Background and purpose: Colorectal cancer (CRC) is the third most prevalent malignancy in the gastrointestinal tract and the second leading cause of cancer-related deaths. Despite the identification of numerous biomarkers, their non-specific distribution across different cell types complicates the development of targeted therapies. Therefore, this study aims to identify specific biomarkers for CRC and utilize them for the development of targeted therapies.

Methods: Single-cell RNA sequencing and machine learning were used to analyze INF2 localization in CRC tissues and its prognostic value. Immunohistochemistry, cell biology assays, and computational docking were employed to assess INF2's clinical significance and identify inhibitors.
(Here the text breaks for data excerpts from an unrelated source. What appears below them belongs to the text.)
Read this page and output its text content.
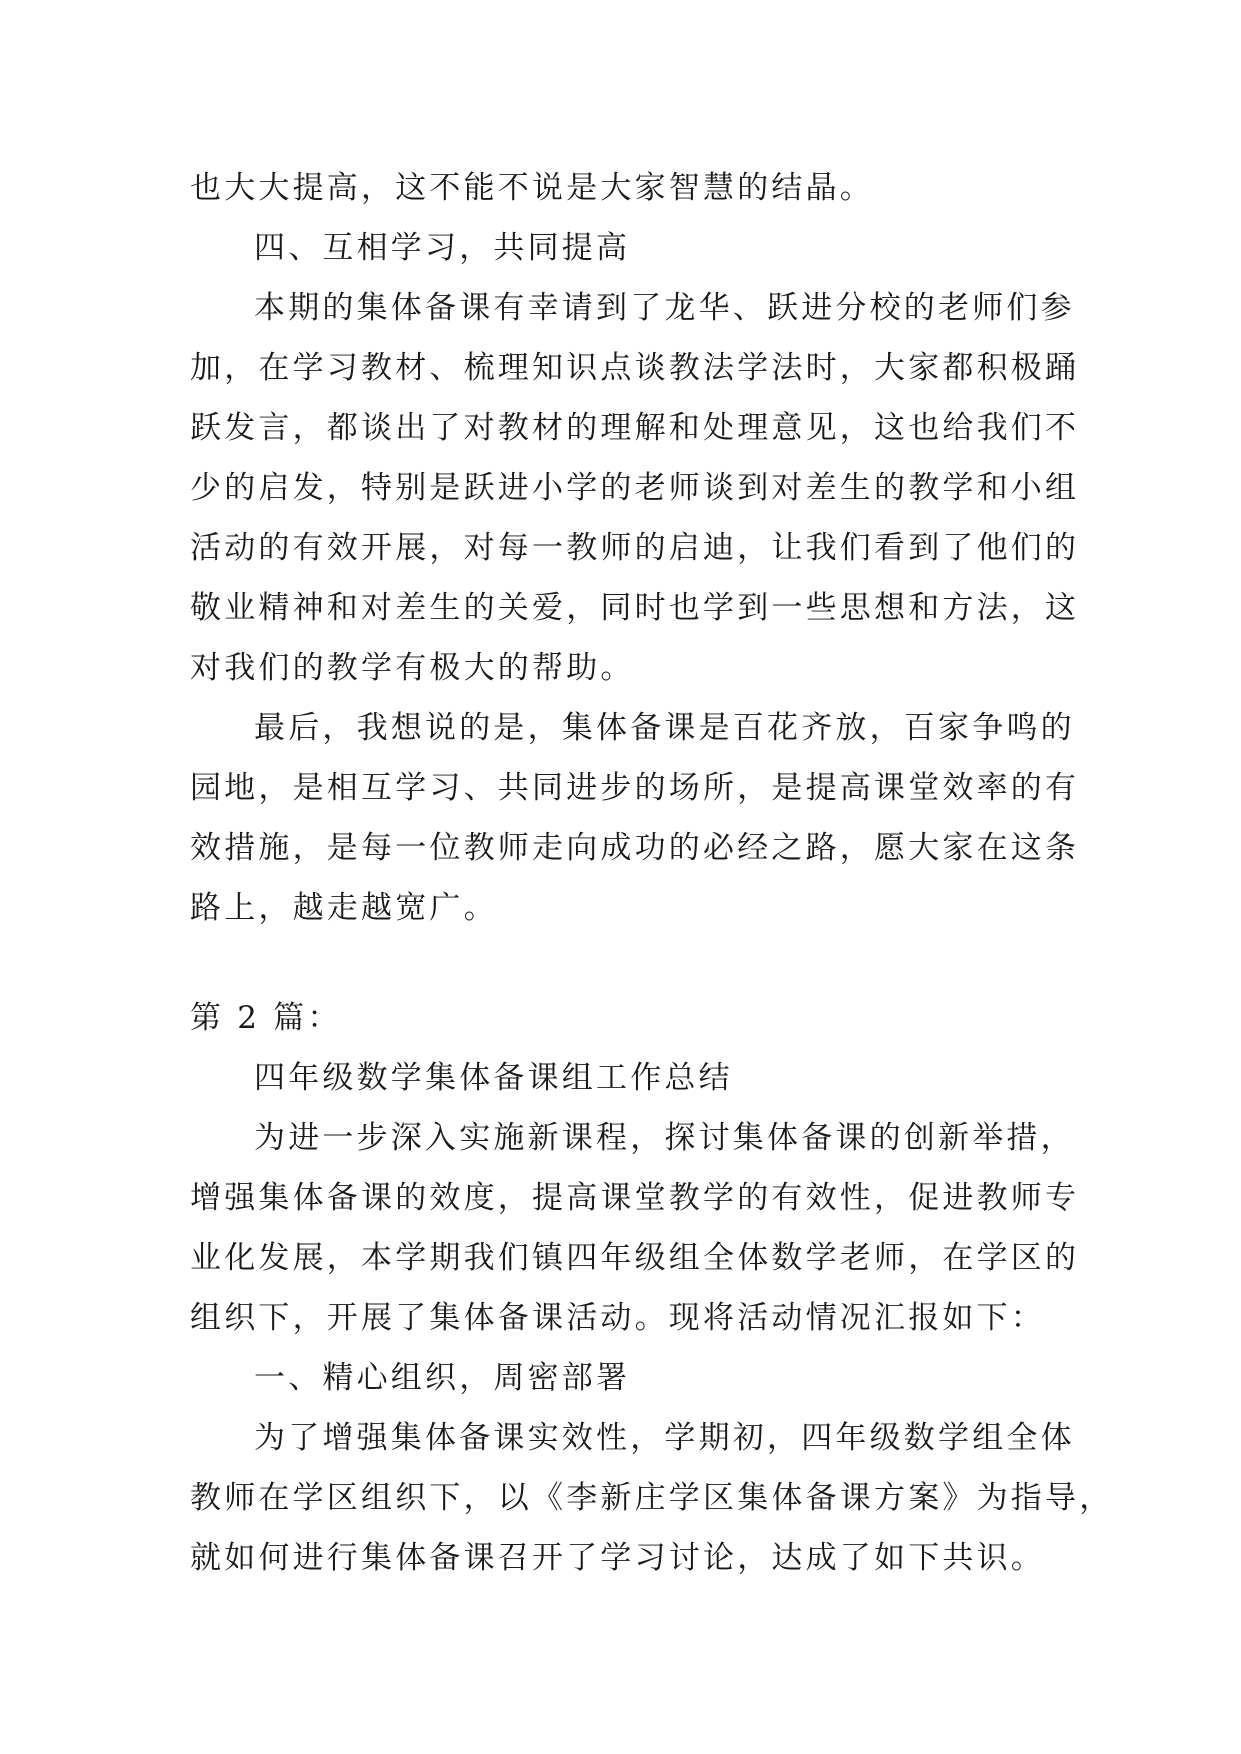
也大大提高，这不能不说是大家智慧的结晶。

四、互相学习，共同提高

本期的集体备课有幸请到了龙华、跃进分校的老师们参

加，在学习教材、梳理知识点谈教法学法时，大家都积极踊

跃发言，都谈出了对教材的理解和处理意见，这也给我们不

少的启发，特别是跃进小学的老师谈到对差生的教学和小组

活动的有效开展，对每一教师的启迪，让我们看到了他们的

敬业精神和对差生的关爱，同时也学到一些思想和方法，这

对我们的教学有极大的帮助。

最后，我想说的是，集体备课是百花齐放，百家争鸣的

园地，是相互学习、共同进步的场所，是提高课堂效率的有

效措施，是每一位教师走向成功的必经之路，愿大家在这条

路上，越走越宽广。

第 2 篇：

四年级数学集体备课组工作总结

为进一步深入实施新课程，探讨集体备课的创新举措，

增强集体备课的效度，提高课堂教学的有效性，促进教师专

业化发展，本学期我们镇四年级组全体数学老师，在学区的

组织下，开展了集体备课活动。现将活动情况汇报如下：

一、精心组织，周密部署

为了增强集体备课实效性，学期初，四年级数学组全体

教师在学区组织下，以《李新庄学区集体备课方案》为指导，

就如何进行集体备课召开了学习讨论，达成了如下共识。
Results: INF2 was identified as a key prognostic marker in CRC, with elevated expression in advanced-stage tissues. Knockdown of INF2 inhibited CRC cell proliferation and mobility. DiosMetin 7-O-β-D-Glucuronide, a natural compound, selectively inhibited INF2-high CRC cells with minimal toxicity to normal cells.

Conclusion: INF2 is a CRC-specific biomarker associated with poor prognosis. DiosMetin 7-O-β-D-Glucuronide, as an INF2 inhibitor, shows promise as a targeted therapeutic agent for CRC treatment.